L’association de lutte contre les discriminations et de promotion du sport féminin Les Dégommeuses, à l’origine du projet Foot For Love, tire la sonnette d’alarme sur la situation des LGBT en Afrique du Sud. Alors que l’association accueille en ce moment à Paris le club sud-africain le Thokozani Football Club, ainsi que la photographe Zanele Muholi, plusieurs meurtres d’une extrême violence ont eu lieu en Afrique du Sud à l’encontre de personnes LGBT: «Le 23 juin, à une semaine exacte de la Marche des Fiertés 2012, le township de Nyanga (Cape Town – Afrique du Sud) a été le théâtre d’un nouveau crime de haine, indique l’association dans un communiqué de presse. Une jeune lesbienne de 22 ans, prénommée Phumeza, a été abattue par balle dans son propre domicile à cause de son orientation sexuelle. Cet assassinat est le troisième qui frappe la communauté LGBT sud-africaine en moins d’un mois.»

«NORMAL»
La jeune femme a été tuée sous les yeux de sa mère et de sa nièce de 6 ans. «Nous nous inquiétons de voir que cela devient normal pour les lesbiennes de se faire attaquer dans cette région, a déclaré Funeka Soldaat de l’ONG Free Gender. C’est dans ce même quartier que Nontsikelelo Tyatyeka [une jeune lesbienne assassinée à l’automne 2010 et dont le corps n’a été retrouvé qu’un an plus tard dans une benne à ordures] a été tuée parce qu’elle était lesbienne. On dirait que certaines personnes dans la communauté ne veulent pas accepter les lesbiennes. C’est effrayant de voir de jeunes gens se faire tuer brutalement, simplement parce que d’autres ne sont pas à l’aise avec leur orientation sexuelle.»
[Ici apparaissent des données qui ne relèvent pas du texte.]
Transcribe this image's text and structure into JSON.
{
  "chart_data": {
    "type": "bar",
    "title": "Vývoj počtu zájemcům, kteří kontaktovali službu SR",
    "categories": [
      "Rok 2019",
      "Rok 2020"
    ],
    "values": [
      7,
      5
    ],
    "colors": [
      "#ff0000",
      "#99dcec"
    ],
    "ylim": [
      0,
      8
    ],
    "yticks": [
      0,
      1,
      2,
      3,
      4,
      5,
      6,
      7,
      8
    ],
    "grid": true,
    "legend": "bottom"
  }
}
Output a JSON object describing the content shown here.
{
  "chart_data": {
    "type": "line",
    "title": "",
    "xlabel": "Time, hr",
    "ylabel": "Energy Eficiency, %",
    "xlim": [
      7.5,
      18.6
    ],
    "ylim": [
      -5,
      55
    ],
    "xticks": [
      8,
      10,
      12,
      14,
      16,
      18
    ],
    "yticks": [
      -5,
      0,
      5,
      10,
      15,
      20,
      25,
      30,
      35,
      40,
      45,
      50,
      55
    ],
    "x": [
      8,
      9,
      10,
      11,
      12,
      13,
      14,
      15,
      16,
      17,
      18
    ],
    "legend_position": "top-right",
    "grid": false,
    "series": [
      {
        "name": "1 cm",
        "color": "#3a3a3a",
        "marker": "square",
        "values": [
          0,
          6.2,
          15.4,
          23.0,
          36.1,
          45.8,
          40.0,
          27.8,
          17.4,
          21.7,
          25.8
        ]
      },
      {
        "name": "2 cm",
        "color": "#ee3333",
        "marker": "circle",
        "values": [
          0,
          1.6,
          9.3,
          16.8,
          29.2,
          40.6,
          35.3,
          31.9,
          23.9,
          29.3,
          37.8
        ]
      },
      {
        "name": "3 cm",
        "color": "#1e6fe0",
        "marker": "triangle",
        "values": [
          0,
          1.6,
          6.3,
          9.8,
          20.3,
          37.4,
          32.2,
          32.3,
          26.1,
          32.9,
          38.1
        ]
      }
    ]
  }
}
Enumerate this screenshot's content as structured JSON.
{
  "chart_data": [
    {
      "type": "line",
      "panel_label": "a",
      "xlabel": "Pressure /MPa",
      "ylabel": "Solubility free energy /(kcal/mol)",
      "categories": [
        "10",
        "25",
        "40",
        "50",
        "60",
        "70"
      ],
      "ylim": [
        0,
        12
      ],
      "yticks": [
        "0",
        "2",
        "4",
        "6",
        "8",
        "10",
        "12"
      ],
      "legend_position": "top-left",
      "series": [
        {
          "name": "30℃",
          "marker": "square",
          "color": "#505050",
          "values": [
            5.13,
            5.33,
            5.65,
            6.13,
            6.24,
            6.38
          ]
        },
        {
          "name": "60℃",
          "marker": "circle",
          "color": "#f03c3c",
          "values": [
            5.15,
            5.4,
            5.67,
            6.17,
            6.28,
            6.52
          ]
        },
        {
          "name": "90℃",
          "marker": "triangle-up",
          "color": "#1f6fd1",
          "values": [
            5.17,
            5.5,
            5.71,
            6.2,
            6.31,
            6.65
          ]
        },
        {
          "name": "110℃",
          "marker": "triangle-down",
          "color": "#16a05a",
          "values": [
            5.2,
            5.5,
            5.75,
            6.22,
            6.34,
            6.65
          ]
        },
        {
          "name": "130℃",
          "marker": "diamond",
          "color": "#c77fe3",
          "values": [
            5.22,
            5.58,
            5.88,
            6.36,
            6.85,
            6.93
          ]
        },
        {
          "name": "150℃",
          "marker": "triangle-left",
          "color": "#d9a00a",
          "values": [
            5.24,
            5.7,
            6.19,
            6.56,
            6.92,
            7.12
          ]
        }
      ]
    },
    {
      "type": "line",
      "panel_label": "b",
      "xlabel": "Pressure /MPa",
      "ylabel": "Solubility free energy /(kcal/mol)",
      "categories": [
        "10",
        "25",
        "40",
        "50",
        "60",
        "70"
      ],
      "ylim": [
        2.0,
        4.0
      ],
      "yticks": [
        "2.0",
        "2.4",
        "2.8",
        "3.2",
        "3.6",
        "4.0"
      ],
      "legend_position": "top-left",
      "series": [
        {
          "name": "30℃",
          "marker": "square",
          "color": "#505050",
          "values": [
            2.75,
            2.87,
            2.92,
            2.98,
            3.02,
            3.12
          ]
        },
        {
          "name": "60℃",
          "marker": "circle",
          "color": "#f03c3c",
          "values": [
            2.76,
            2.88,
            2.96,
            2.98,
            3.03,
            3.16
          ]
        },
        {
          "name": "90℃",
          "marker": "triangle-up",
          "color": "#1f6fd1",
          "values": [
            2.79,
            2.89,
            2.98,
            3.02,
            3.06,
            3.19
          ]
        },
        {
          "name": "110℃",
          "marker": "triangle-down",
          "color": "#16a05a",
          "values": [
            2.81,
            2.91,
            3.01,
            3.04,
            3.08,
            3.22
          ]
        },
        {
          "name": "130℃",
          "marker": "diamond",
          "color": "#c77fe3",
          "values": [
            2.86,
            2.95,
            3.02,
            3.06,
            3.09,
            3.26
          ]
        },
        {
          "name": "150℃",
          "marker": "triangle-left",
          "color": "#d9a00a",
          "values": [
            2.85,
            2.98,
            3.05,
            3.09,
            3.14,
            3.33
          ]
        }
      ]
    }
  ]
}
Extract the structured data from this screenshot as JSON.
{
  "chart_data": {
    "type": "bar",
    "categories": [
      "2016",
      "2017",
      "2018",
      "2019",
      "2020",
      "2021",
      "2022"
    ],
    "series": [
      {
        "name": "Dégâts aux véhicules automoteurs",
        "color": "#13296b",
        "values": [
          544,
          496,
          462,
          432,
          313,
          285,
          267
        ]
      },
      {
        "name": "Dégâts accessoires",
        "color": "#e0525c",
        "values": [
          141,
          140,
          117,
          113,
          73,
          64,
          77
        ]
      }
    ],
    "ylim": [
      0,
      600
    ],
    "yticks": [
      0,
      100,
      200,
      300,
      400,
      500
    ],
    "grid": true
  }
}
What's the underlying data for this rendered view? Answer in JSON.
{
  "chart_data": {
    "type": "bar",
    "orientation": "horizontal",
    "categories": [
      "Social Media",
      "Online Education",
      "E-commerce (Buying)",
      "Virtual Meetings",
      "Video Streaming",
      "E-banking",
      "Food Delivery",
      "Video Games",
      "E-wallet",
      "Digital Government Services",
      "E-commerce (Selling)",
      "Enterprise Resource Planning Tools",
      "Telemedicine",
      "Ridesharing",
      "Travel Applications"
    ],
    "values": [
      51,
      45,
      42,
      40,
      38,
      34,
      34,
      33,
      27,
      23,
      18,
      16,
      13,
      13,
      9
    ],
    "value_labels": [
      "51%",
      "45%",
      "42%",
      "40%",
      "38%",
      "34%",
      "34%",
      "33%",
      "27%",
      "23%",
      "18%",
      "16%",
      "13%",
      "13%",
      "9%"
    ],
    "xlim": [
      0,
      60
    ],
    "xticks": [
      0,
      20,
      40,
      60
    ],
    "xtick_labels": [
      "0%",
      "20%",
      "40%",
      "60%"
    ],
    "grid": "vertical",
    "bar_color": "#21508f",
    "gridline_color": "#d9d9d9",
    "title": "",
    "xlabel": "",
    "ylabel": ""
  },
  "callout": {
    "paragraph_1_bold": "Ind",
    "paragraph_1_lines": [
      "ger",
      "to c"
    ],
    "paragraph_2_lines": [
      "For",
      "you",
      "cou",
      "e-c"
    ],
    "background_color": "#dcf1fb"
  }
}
Au début du mois, lundi 4 juin, toujours à Cape Town, Neil Daniels, 36 ans a été retrouvé mort dans un champ, poignardé, mutilé et brûlé. Des témoins auraient aperçu l’homme se faire agresser deux jours plus tôt. Pour son père, le révérend Casper Edwards Daniels, il est probable que l’homosexualité soit le motif du meurtre, bien que seule sa famille proche ait été au courant. Un homme a été arrêté, Clayton Fillies, âgé de 18 ans.

AUCUN SIGNE DE REMORDS
Le 9 juin, Thapelo Makuthle a été violemment agressé et tué à Kuruman par deux hommes. Il a été quasiment décapité, sa langue a été arrachée et ses organes génitaux coupés et placés dans sa bouche. Sizwe Tajini, un des meurtriers présumés, a été arrêté. Une audience se tenait hier où il a déclaré endosser seul la responsabilité de son crime. Selon les militant-e-s présent-e-s dans la salle, Sizwe Tajini n’a montré aucun signe de remords, tout en adoptant une attitude ouvertement méprisante envers eux/elles. Une audience pour déterminer sa caution aura lieu le 3 juillet. Thapelo Makuthle était âgé de 24 ans et militait à l’ONG LEGBO. Gay et trans’, il avait été récemment couronné Miss Gay Kuruman.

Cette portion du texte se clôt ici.